A senhora está esperançosa com este novo governo?
(Risos) Você já começa com uma agenda que vai comprometer o trabalho de décadas de gerações de ambientalistas, de sucessivos governos, ameaçando a demarcação das terras dos índios, ameaçando os quilombolas e as populações tradicionais. Como ter esperança em um governo como esse? Como ter esperança em quem diz que vai acabar com tudo que foi conquistado ao longo de décadas nesse país, inclusive durante os governos da ditadura?
Em que curva o Brasil está hoje no meio ambiente? Como está o status do meio ambiente?
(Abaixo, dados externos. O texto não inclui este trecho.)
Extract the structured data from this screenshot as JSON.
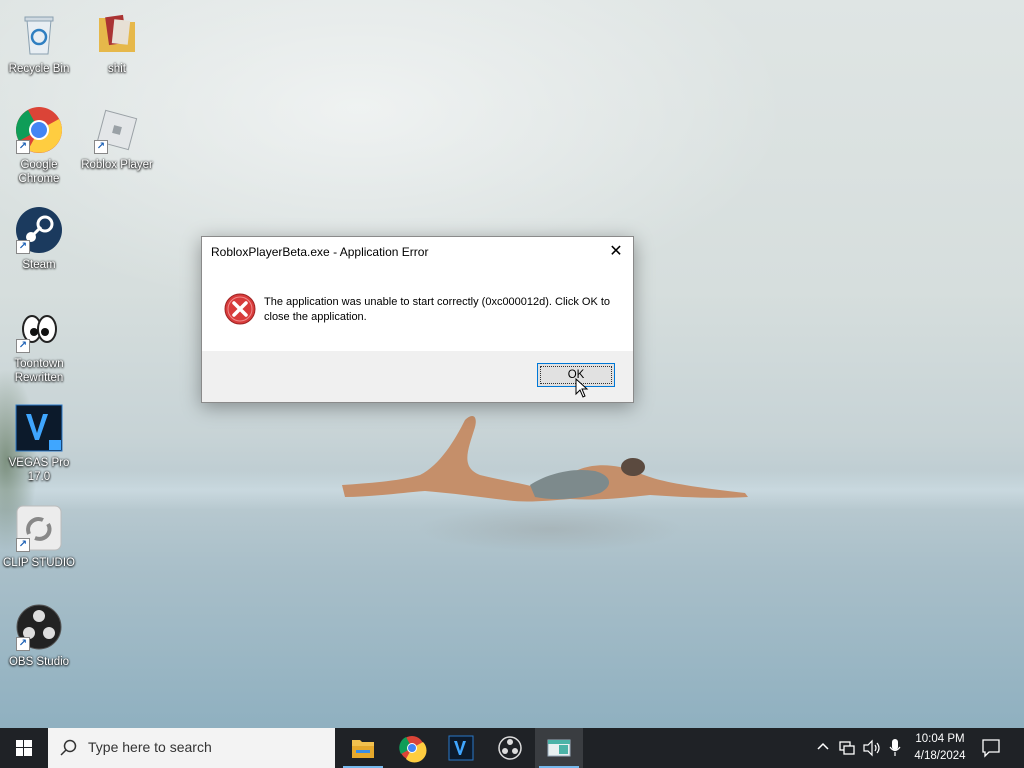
{
  "desktop": {
    "icons": [
      {
        "label": "Recycle Bin",
        "icon": "recycle-bin-icon"
      },
      {
        "label": "shit",
        "icon": "folder-icon"
      },
      {
        "label": "Google Chrome",
        "icon": "chrome-icon"
      },
      {
        "label": "Roblox Player",
        "icon": "roblox-icon"
      },
      {
        "label": "Steam",
        "icon": "steam-icon"
      },
      {
        "label": "Toontown Rewritten",
        "icon": "toontown-icon"
      },
      {
        "label": "VEGAS Pro 17.0",
        "icon": "vegas-pro-icon"
      },
      {
        "label": "CLIP STUDIO",
        "icon": "clip-studio-icon"
      },
      {
        "label": "OBS Studio",
        "icon": "obs-icon"
      }
    ]
  },
  "dialog": {
    "title": "RobloxPlayerBeta.exe - Application Error",
    "message": "The application was unable to start correctly (0xc000012d). Click OK to close the application.",
    "ok_label": "OK",
    "close_glyph": "✕"
  },
  "taskbar": {
    "search_placeholder": "Type here to search",
    "apps": [
      "file-explorer-icon",
      "chrome-icon",
      "vegas-pro-icon",
      "obs-icon",
      "roblox-window-icon"
    ],
    "tray": {
      "chevron": "^",
      "time": "10:04 PM",
      "date": "4/18/2024"
    }
  },
  "colors": {
    "taskbar_bg": "#1f2226",
    "accent": "#0078d7",
    "error_red": "#d83b3b"
  }
}
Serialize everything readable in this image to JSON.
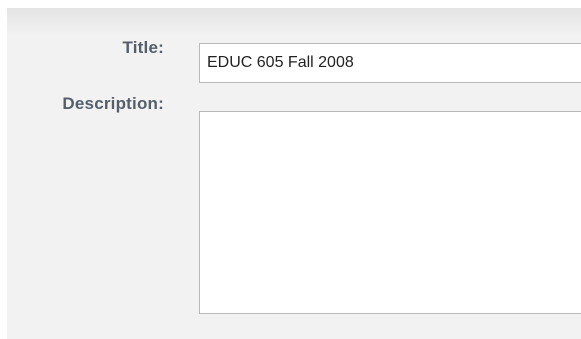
{
  "form": {
    "title_label": "Title:",
    "title_value": "EDUC 605 Fall 2008",
    "description_label": "Description:",
    "description_value": ""
  }
}
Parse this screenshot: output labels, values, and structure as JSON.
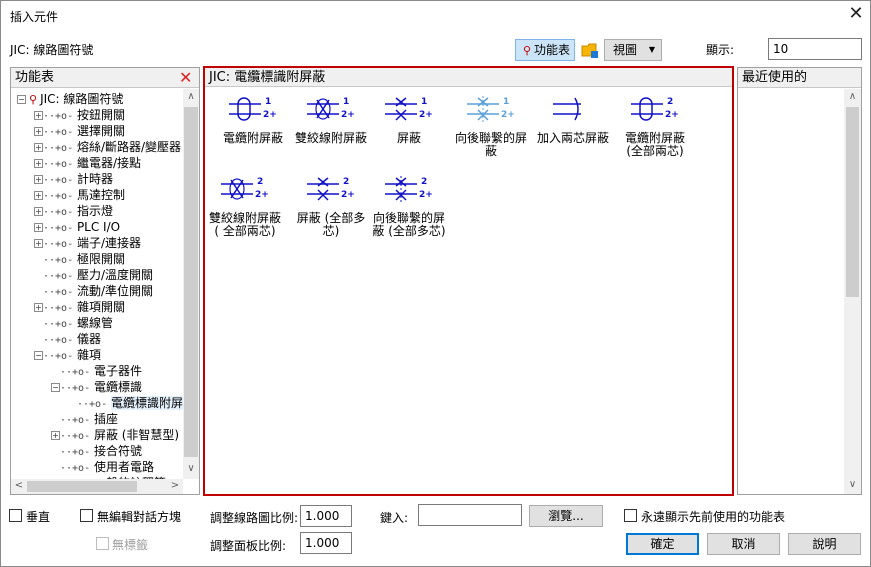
{
  "dialog": {
    "title": "插入元件",
    "library_path": "JIC: 線路圖符號",
    "menu_view_label": "功能表",
    "view_label": "視圖",
    "display_label": "顯示:",
    "display_value": "10"
  },
  "left_panel": {
    "title": "功能表",
    "tree": [
      {
        "label": "JIC: 線路圖符號"
      },
      {
        "label": "按鈕開關"
      },
      {
        "label": "選擇開關"
      },
      {
        "label": "熔絲/斷路器/變壓器"
      },
      {
        "label": "繼電器/接點"
      },
      {
        "label": "計時器"
      },
      {
        "label": "馬達控制"
      },
      {
        "label": "指示燈"
      },
      {
        "label": "PLC I/O"
      },
      {
        "label": "端子/連接器"
      },
      {
        "label": "極限開關"
      },
      {
        "label": "壓力/溫度開關"
      },
      {
        "label": "流動/準位開關"
      },
      {
        "label": "雜項開關"
      },
      {
        "label": "螺線管"
      },
      {
        "label": "儀器"
      },
      {
        "label": "雜項"
      },
      {
        "label": "電子器件"
      },
      {
        "label": "電纜標識"
      },
      {
        "label": "電纜標識附屏"
      },
      {
        "label": "插座"
      },
      {
        "label": "屏蔽 (非智慧型)"
      },
      {
        "label": "接合符號"
      },
      {
        "label": "使用者電路"
      },
      {
        "label": "一般的註釋等"
      }
    ]
  },
  "center_panel": {
    "title": "JIC: 電纜標識附屏蔽",
    "symbols": [
      {
        "label": "電纜附屏蔽",
        "icon": "cable-shield-icon"
      },
      {
        "label": "雙絞線附屏蔽",
        "icon": "twisted-pair-shield-icon"
      },
      {
        "label": "屏蔽",
        "icon": "shield-icon"
      },
      {
        "label": "向後聯繫的屏蔽",
        "icon": "shield-back-link-icon"
      },
      {
        "label": "加入兩芯屏蔽",
        "icon": "add-two-core-shield-icon"
      },
      {
        "label": "電纜附屏蔽 (全部兩芯)",
        "icon": "cable-shield-all-two-icon"
      },
      {
        "label": "雙絞線附屏蔽 ( 全部兩芯)",
        "icon": "twisted-pair-all-two-icon"
      },
      {
        "label": "屏蔽 (全部多芯)",
        "icon": "shield-all-multi-icon"
      },
      {
        "label": "向後聯繫的屏蔽 (全部多芯)",
        "icon": "shield-back-link-multi-icon"
      }
    ]
  },
  "right_panel": {
    "title": "最近使用的"
  },
  "bottom": {
    "vertical_label": "垂直",
    "no_edit_label": "無編輯對話方塊",
    "no_tag_label": "無標籤",
    "wiring_scale_label": "調整線路圖比例:",
    "wiring_scale_value": "1.000",
    "panel_scale_label": "調整面板比例:",
    "panel_scale_value": "1.000",
    "key_label": "鍵入:",
    "key_value": "",
    "browse_label": "瀏覽...",
    "always_show_label": "永遠顯示先前使用的功能表",
    "ok_label": "確定",
    "cancel_label": "取消",
    "help_label": "說明"
  },
  "colors": {
    "highlight_border": "#c00000",
    "symbol_blue": "#1010c8",
    "symbol_light_blue": "#5aa0d8"
  }
}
Nós estamos em uma situação preocupante, o desmatamento voltou a crescer no governo Dilma e isso tem a ver com a mudança no código florestal brasileiro. Tivemos um aumento de invasão de terra pública, onde está a maior parte desses desmatamentos. Porque as sucessivas medidas que foram tomadas para regularizar essas áreas que foram ocupadas, tanto no governo Dilma quanto no governo Lula, e agora no governo Temer, dão um sinal errado, de que, se as pessoas invadirem aquilo que não é delas, terão a regularização da área como prêmio. As grandes operações de fiscalização que eram feitas em parceria com o Ibama e a Polícia Federal praticamente acabaram.
A Amazônica corre risco?
A Amazônia com certeza corre risco. O Brasil é uma potência ambiental, faz parte dos 17 países megadiversos do mundo, ocupando uma posição altamente privilegiada – é o número um entre os 17. E o governo diz que vai acabar com a proteção ao meio ambiente e com o instituto de proteção da biodiversidade. Essa nossa preocupação vai ter uma repercussão altamente negativa para o agronegócio.